(Adds comments, background)
MOSCOW, June 3 Russia and China have reached an
agreement to create a joint credit rating agency and are working
on a series of measures to make trade easier, Russia's finance
minister said on Tuesday, a sign of growing ties between the
Speaking during a trip to China, Anton Siluanov told
journalists that the new rating agency would be modelled on
existing rating agencies.
"We would like (the agency's) ratings to be apolitical,"
Siluanov said in comments sent by the ministry's press service.
The plan to create an agency in conjunction with China comes
at time when Russia has shown signs of dissatisfaction with the
three western agencies - Standard & Poor's Moody's
and Fitch that dominate the ratings market.
S&P cut Russia's sovereign rating to a notch above junk in
late April, weeks after Moscow annexed Ukraine's Crimea
Russian officials criticised what they regarded as a
"politically motivated" downgrade - a claim that S&P denied.
Russia's desire for an alternative has led to discussion
about creating a national rating agency, but some analysts have
questioned whether such a body would have credibility.
The plan to create a new agency in conjunction with China
appears aimed at gradually building a credible alternative to
the big three ratings agencies, which came under fire for
failing to anticipate the financial crisis that began in 2007.

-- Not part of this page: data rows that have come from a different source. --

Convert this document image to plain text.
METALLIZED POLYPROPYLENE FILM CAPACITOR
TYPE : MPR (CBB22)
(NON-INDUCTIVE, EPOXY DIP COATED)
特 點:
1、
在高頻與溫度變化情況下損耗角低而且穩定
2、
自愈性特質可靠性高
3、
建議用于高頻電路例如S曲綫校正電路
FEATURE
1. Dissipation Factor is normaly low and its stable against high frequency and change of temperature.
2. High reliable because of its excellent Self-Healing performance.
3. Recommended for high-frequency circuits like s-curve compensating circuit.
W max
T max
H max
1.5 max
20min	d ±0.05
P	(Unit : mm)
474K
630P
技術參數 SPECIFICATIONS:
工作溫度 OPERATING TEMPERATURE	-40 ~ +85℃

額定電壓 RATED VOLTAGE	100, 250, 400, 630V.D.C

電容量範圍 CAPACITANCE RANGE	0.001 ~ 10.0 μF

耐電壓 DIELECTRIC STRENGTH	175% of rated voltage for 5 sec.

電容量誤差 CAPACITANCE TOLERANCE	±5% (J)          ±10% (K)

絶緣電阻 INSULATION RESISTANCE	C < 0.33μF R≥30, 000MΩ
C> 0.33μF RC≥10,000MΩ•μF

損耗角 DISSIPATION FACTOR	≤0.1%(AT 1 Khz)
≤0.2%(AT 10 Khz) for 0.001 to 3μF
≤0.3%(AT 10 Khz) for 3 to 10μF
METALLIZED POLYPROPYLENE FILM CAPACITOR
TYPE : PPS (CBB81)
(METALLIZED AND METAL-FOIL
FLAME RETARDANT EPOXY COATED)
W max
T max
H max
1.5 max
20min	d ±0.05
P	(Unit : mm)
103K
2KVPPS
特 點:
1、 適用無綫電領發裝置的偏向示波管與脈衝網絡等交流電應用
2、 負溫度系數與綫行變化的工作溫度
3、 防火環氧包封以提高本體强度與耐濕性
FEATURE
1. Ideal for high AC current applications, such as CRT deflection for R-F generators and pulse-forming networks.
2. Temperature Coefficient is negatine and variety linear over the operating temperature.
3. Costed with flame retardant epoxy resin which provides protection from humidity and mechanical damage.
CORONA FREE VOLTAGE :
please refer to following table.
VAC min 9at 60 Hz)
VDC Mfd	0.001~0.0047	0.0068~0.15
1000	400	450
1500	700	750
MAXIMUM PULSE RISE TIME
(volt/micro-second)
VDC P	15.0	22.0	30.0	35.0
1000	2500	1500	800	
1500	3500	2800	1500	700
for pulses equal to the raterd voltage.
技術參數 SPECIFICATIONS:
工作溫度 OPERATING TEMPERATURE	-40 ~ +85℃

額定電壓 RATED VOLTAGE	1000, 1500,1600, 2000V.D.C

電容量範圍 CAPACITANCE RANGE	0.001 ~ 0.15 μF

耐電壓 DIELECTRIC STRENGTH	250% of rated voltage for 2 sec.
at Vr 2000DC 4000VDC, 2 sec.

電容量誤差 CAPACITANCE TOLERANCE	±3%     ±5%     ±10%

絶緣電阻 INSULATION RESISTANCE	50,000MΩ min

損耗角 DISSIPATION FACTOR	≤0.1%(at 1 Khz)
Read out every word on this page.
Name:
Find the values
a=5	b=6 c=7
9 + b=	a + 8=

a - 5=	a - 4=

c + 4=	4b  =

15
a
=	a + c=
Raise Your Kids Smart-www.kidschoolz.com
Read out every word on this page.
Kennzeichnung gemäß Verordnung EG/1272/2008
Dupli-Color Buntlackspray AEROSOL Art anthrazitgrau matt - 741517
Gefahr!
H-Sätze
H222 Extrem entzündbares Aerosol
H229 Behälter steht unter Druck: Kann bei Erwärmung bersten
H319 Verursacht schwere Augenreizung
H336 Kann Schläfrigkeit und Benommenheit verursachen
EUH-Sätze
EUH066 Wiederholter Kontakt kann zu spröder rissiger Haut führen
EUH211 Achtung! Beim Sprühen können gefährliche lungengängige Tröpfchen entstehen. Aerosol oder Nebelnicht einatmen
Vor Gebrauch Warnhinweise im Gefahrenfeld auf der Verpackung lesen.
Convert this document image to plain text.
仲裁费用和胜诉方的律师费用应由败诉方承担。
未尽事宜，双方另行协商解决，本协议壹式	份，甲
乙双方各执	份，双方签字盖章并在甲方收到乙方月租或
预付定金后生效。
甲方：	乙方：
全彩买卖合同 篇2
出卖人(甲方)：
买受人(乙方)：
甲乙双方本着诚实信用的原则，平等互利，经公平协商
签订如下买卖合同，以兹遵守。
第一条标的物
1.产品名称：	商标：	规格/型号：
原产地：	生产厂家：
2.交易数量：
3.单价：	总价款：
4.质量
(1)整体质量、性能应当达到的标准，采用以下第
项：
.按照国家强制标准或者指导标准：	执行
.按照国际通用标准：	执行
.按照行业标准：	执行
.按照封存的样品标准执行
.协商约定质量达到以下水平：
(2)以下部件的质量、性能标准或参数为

Beijing-based rating firm Dagong said last year it hoped to
cash in on that criticism and take 5-10 percent of the European
ratings market by 2017.
"In its first phase, the agency will evaluate
Russian-Chinese investment projects with the goal to attract a
series of Asian countries, and gradually, based on progress and
reputation, we believe that it could reach a level when its
opinions will attract other countries," Siluanov said.
No details were given on when the agency would begin work.
After being shunned by the West for its involvement in the
Ukrainian crisis, Russia has moved swiftly to improve business
relations with China and other countries from the BRICS block
that also includes India, Brazil and South Africa.
Late last month, Russia's state-run Gazprom signed
a landmark 30-year deal, worth more than $400 billion, to supply
gas to China.
While most Western countries condemned President Vladimir
Putin for using Ukraine's vulnerable political situation and
taking away the Crimean Black Sea peninsula, BRICS countries
have broadly refrained from criticism.
Without providing details, Siluanov also said that his talks
with Chinese officials included the possibility of preferential
taxes for Chinese companies investing in Russia, currency swaps
and trade settlement in national currencies.
Answering a question about possible joint management of gold
and foreign currency reserves with China, Siluanov said "the
issue of lending and monetary policy" will be a part of his
talks with China's central bank officials.